More than 20 years ago, Kligman reported that IR in guinea pigs causes actinic skin damage that resembled skin damage caused by UV.[2] This observation has since been confirmed in another animal model.[3] Moreover, IRA was reported to interfere with apoptotic pathways, thus preventing UV-damaged cells from executing programmed cell death, which indicates a co-carcinogenic potential for IRA.[4,5] Until now in vivo carcinogenesis studies for IRA alone and in combination with other noxae like UV have not been published. For IRC, the occurrence of a skin lesion described as erythema ab igne, which may progress to squamous cell carcinoma, has been reported.[6] However, interference with apoptotic pathways,[4] involvement in the repair of damaged DNA,[5] stimulation of proliferation and accelerated woundhealing[7] underline the necessity to further investigate the role of IRA in photocarcinogenesis.

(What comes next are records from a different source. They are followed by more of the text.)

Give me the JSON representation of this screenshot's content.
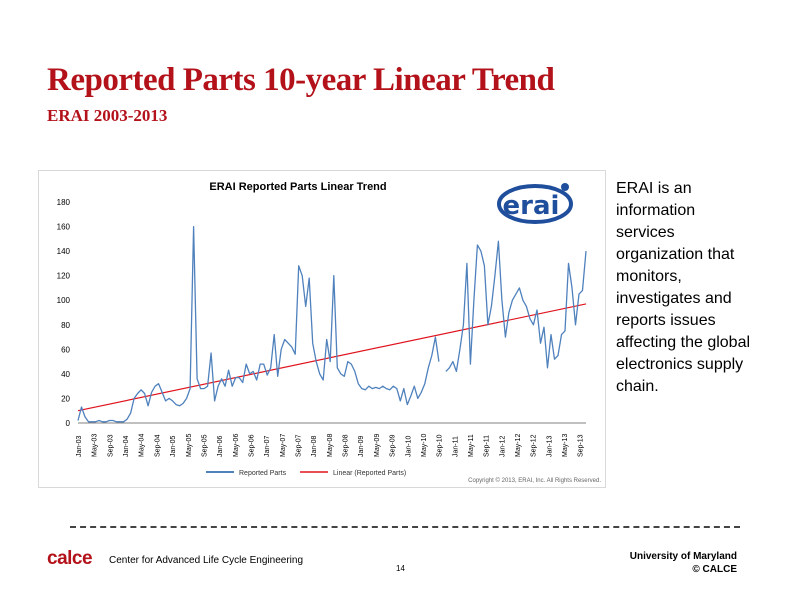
{
  "slide": {
    "title": "Reported Parts 10-year Linear Trend",
    "subtitle": "ERAI 2003-2013",
    "side_text": "ERAI is an information services organization that monitors, investigates and reports issues affecting the global electronics supply chain.",
    "footer_logo": "calce",
    "footer_center": "Center for Advanced Life Cycle Engineering",
    "page_number": "14",
    "footer_right_line1": "University of Maryland",
    "footer_right_line2": "© CALCE"
  },
  "colors": {
    "title": "#b3121a",
    "series_line": "#4f81bd",
    "trend_line": "#e0141e",
    "logo_blue": "#1f4e9c"
  },
  "chart_data": {
    "type": "line",
    "title": "ERAI Reported Parts Linear Trend",
    "ylim": [
      0,
      180
    ],
    "yticks": [
      0,
      20,
      40,
      60,
      80,
      100,
      120,
      140,
      160,
      180
    ],
    "xtick_labels": [
      "Jan-03",
      "May-03",
      "Sep-03",
      "Jan-04",
      "May-04",
      "Sep-04",
      "Jan-05",
      "May-05",
      "Sep-05",
      "Jan-06",
      "May-06",
      "Sep-06",
      "Jan-07",
      "May-07",
      "Sep-07",
      "Jan-08",
      "May-08",
      "Sep-08",
      "Jan-09",
      "May-09",
      "Sep-09",
      "Jan-10",
      "May-10",
      "Sep-10",
      "Jan-11",
      "May-11",
      "Sep-11",
      "Jan-12",
      "May-12",
      "Sep-12",
      "Jan-13",
      "May-13",
      "Sep-13"
    ],
    "logo_text": "erai",
    "copyright": "Copyright © 2013, ERAI, Inc. All Rights Reserved.",
    "series": [
      {
        "name": "Reported Parts",
        "values": [
          2,
          13,
          5,
          1,
          1,
          1,
          2,
          1,
          1,
          2,
          2,
          1,
          1,
          1,
          3,
          8,
          20,
          24,
          27,
          24,
          14,
          25,
          30,
          32,
          25,
          18,
          20,
          18,
          15,
          14,
          16,
          20,
          28,
          160,
          36,
          28,
          28,
          30,
          57,
          18,
          30,
          36,
          30,
          43,
          30,
          37,
          37,
          33,
          48,
          40,
          42,
          35,
          48,
          48,
          39,
          45,
          72,
          38,
          60,
          68,
          65,
          62,
          56,
          128,
          120,
          95,
          118,
          65,
          50,
          40,
          35,
          68,
          50,
          120,
          45,
          40,
          38,
          50,
          48,
          42,
          32,
          28,
          27,
          30,
          28,
          29,
          28,
          30,
          28,
          27,
          30,
          28,
          18,
          28,
          15,
          22,
          30,
          20,
          25,
          32,
          45,
          55,
          70,
          50,
          null,
          42,
          45,
          50,
          42,
          60,
          80,
          130,
          48,
          100,
          145,
          140,
          128,
          80,
          95,
          120,
          148,
          100,
          70,
          90,
          100,
          105,
          110,
          100,
          95,
          85,
          80,
          92,
          65,
          78,
          45,
          72,
          52,
          55,
          72,
          75,
          130,
          110,
          80,
          105,
          108,
          140
        ]
      },
      {
        "name": "Linear (Reported Parts)",
        "values": [
          10,
          97
        ]
      }
    ]
  }
}
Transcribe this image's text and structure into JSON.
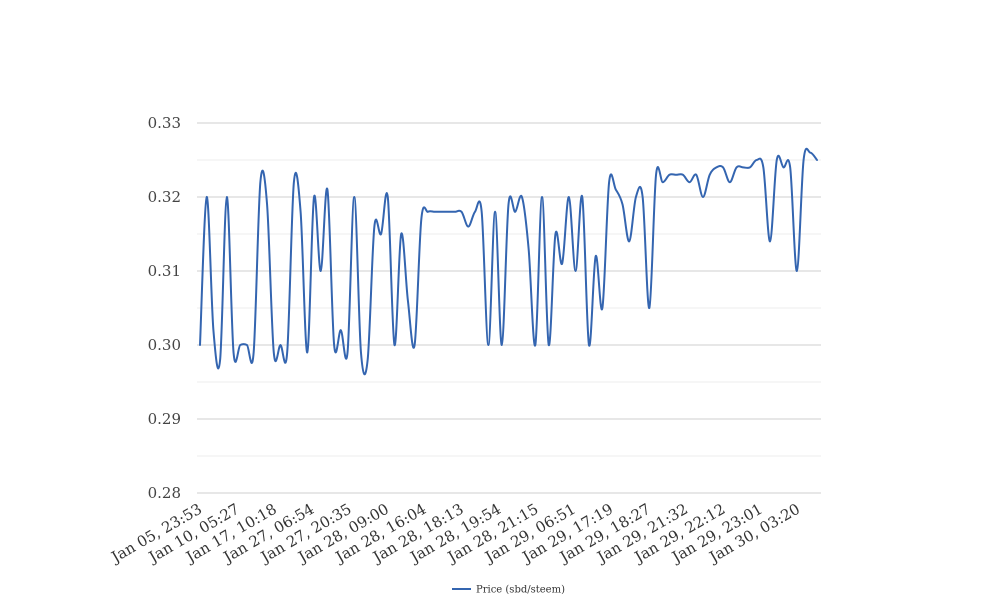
{
  "chart_data": {
    "type": "line",
    "title": "",
    "xlabel": "",
    "ylabel": "",
    "ylim": [
      0.28,
      0.33
    ],
    "yticks": [
      "0.28",
      "0.29",
      "0.30",
      "0.31",
      "0.32",
      "0.33"
    ],
    "grid": true,
    "legend_position": "bottom",
    "x_tick_labels": [
      "Jan 05, 23:53",
      "Jan 10, 05:27",
      "Jan 17, 10:18",
      "Jan 27, 06:54",
      "Jan 27, 20:35",
      "Jan 28, 09:00",
      "Jan 28, 16:04",
      "Jan 28, 18:13",
      "Jan 28, 19:54",
      "Jan 28, 21:15",
      "Jan 29, 06:51",
      "Jan 29, 17:19",
      "Jan 29, 18:27",
      "Jan 29, 21:32",
      "Jan 29, 22:12",
      "Jan 29, 23:01",
      "Jan 30, 03:20"
    ],
    "series": [
      {
        "name": "Price (sbd/steem)",
        "color": "#3465b0",
        "values": [
          0.3,
          0.32,
          0.302,
          0.298,
          0.32,
          0.299,
          0.3,
          0.3,
          0.299,
          0.322,
          0.319,
          0.299,
          0.3,
          0.299,
          0.322,
          0.318,
          0.299,
          0.32,
          0.31,
          0.321,
          0.3,
          0.302,
          0.299,
          0.32,
          0.299,
          0.298,
          0.316,
          0.315,
          0.32,
          0.3,
          0.315,
          0.306,
          0.3,
          0.317,
          0.318,
          0.318,
          0.318,
          0.318,
          0.318,
          0.318,
          0.316,
          0.318,
          0.318,
          0.3,
          0.318,
          0.3,
          0.319,
          0.318,
          0.32,
          0.313,
          0.3,
          0.32,
          0.3,
          0.315,
          0.311,
          0.32,
          0.31,
          0.32,
          0.3,
          0.312,
          0.305,
          0.322,
          0.321,
          0.319,
          0.314,
          0.32,
          0.32,
          0.305,
          0.323,
          0.322,
          0.323,
          0.323,
          0.323,
          0.322,
          0.323,
          0.32,
          0.323,
          0.324,
          0.324,
          0.322,
          0.324,
          0.324,
          0.324,
          0.325,
          0.324,
          0.314,
          0.325,
          0.324,
          0.324,
          0.31,
          0.325,
          0.326,
          0.325
        ]
      }
    ]
  }
}
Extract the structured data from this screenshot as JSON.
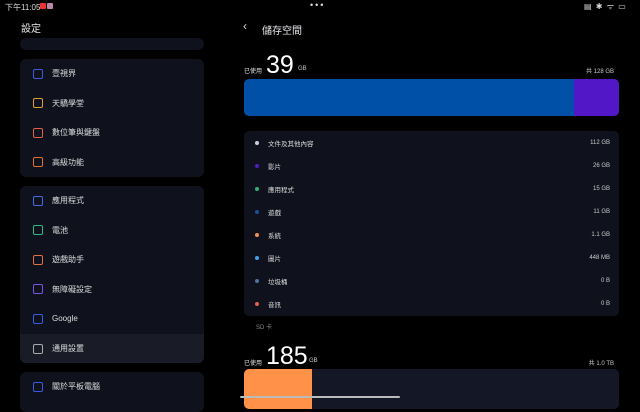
{
  "status_bar": {
    "time": "下午11:05"
  },
  "sidebar": {
    "title": "設定",
    "group1": [
      {
        "label": "壹視界",
        "icon": "view-icon",
        "color": "#3f5bd9"
      },
      {
        "label": "天驕學堂",
        "icon": "learning-icon",
        "color": "#e0a030"
      },
      {
        "label": "數位筆與鍵盤",
        "icon": "pen-icon",
        "color": "#e06040"
      },
      {
        "label": "高級功能",
        "icon": "advanced-icon",
        "color": "#e07030"
      }
    ],
    "group2": [
      {
        "label": "應用程式",
        "icon": "apps-icon",
        "color": "#4a6be0"
      },
      {
        "label": "電池",
        "icon": "battery-icon",
        "color": "#2fb880"
      },
      {
        "label": "遊戲助手",
        "icon": "gamepad-icon",
        "color": "#e07040"
      },
      {
        "label": "無障礙設定",
        "icon": "accessibility-icon",
        "color": "#7a55e0"
      },
      {
        "label": "Google",
        "icon": "google-icon",
        "color": "#3a5be0"
      },
      {
        "label": "通用設置",
        "icon": "gear-icon",
        "color": "#aaaaaa"
      }
    ],
    "group3": [
      {
        "label": "關於平板電腦",
        "icon": "tablet-icon",
        "color": "#3a5be0"
      }
    ]
  },
  "main": {
    "title": "儲存空間",
    "internal": {
      "used_label": "已使用",
      "used_value": "39",
      "used_unit": "GB",
      "total": "共 128 GB",
      "segments": [
        {
          "color": "#0050a8",
          "percent": 88
        },
        {
          "color": "#5218c8",
          "percent": 12
        }
      ]
    },
    "categories": [
      {
        "label": "文件及其他內容",
        "value": "112 GB",
        "color": "#c8cde0"
      },
      {
        "label": "影片",
        "value": "26 GB",
        "color": "#4a20c0"
      },
      {
        "label": "應用程式",
        "value": "15 GB",
        "color": "#30b070"
      },
      {
        "label": "遊戲",
        "value": "11 GB",
        "color": "#1c4c9c"
      },
      {
        "label": "系統",
        "value": "1.1 GB",
        "color": "#f09050"
      },
      {
        "label": "圖片",
        "value": "448 MB",
        "color": "#40a0e8"
      },
      {
        "label": "垃圾桶",
        "value": "0 B",
        "color": "#5070a0"
      },
      {
        "label": "音訊",
        "value": "0 B",
        "color": "#e06050"
      }
    ],
    "sd": {
      "section_label": "SD 卡",
      "used_label": "已使用",
      "used_value": "185",
      "used_unit": "GB",
      "total": "共 1.0 TB",
      "fill_color": "#ff9248",
      "percent": 18
    }
  }
}
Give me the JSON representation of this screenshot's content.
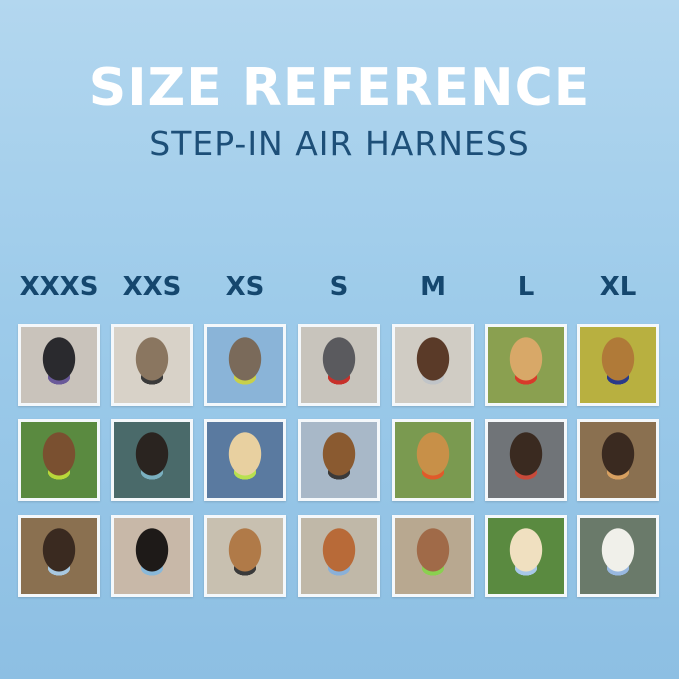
{
  "header": {
    "title": "SIZE REFERENCE",
    "subtitle": "STEP-IN AIR HARNESS"
  },
  "sizes": [
    "XXXS",
    "XXS",
    "XS",
    "S",
    "M",
    "L",
    "XL"
  ],
  "colors": {
    "title": "#ffffff",
    "subtitle": "#1d4f78",
    "size_label": "#15476e",
    "background": "#9dcbea"
  },
  "photo_colors": [
    [
      "#2a2a2e",
      "#6a5a9a",
      "#c9c3bb"
    ],
    [
      "#8a7660",
      "#3a3a3a",
      "#d8d2c8"
    ],
    [
      "#7a6a5a",
      "#c8d04a",
      "#8ab4d8"
    ],
    [
      "#5a5a5e",
      "#c8302a",
      "#c8c4bc"
    ],
    [
      "#5a3a28",
      "#c0c4c8",
      "#d0ccc4"
    ],
    [
      "#d8a868",
      "#d83a2a",
      "#8aa050"
    ],
    [
      "#b07a38",
      "#2a3a8a",
      "#b8b040"
    ],
    [
      "#7a5030",
      "#b8d83a",
      "#5a8a40"
    ],
    [
      "#2a2420",
      "#7ab0c0",
      "#4a6a6a"
    ],
    [
      "#e8d0a0",
      "#b8e050",
      "#5a7aa0"
    ],
    [
      "#8a5a30",
      "#3a3a3a",
      "#a8b8c8"
    ],
    [
      "#c89048",
      "#e05a2a",
      "#7a9a50"
    ],
    [
      "#3a2a20",
      "#c84a3a",
      "#707478"
    ],
    [
      "#3a2a20",
      "#d8a060",
      "#8a7050"
    ],
    [
      "#3a2a20",
      "#a8c8e0",
      "#8a7050"
    ],
    [
      "#1e1a18",
      "#8ab8d8",
      "#c8b8a8"
    ],
    [
      "#b07a48",
      "#3a3a3a",
      "#c8c0b0"
    ],
    [
      "#b86a38",
      "#8ab0d8",
      "#c0b8a8"
    ],
    [
      "#a06a48",
      "#8ad050",
      "#b8a890"
    ],
    [
      "#f0e0c0",
      "#a8c8e8",
      "#5a8a40"
    ],
    [
      "#f0f0ea",
      "#98b8e0",
      "#6a7a6a"
    ]
  ]
}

The molecular basis of IRA induced photoaging of the skin was assessed by Schieke et al,[8] who were the first to show that physiological doses of IRA lead to a disturbance of the dermal extracellular matrix by upregulation of the expression of the collagen degrading enzyme matrixmetalloproteinase-1 (MMP1). This finding was confirmed in independent in vivo and in vitro studies by different laboratories.[9,10] In addition, IRA exposure was recently shown to lead to a downregulation of collagen de novo synthesis.[11] The IRA-induced upregulation of MMP1 was found to be different from that induced by UV at the mechanistic level, since it involves the formation of mitochondrial reactive oxygen species (ROS) and the subsequent initiation of a retrograde signaling response (i.e., from the mitochondria to the nucleus) in human skin.[12,13] The omnipresence of IRA, its biophysical properties, and the fact that it acts differently from UV points to the necessity of including specific IRA-directed strategies in modern sunscreens.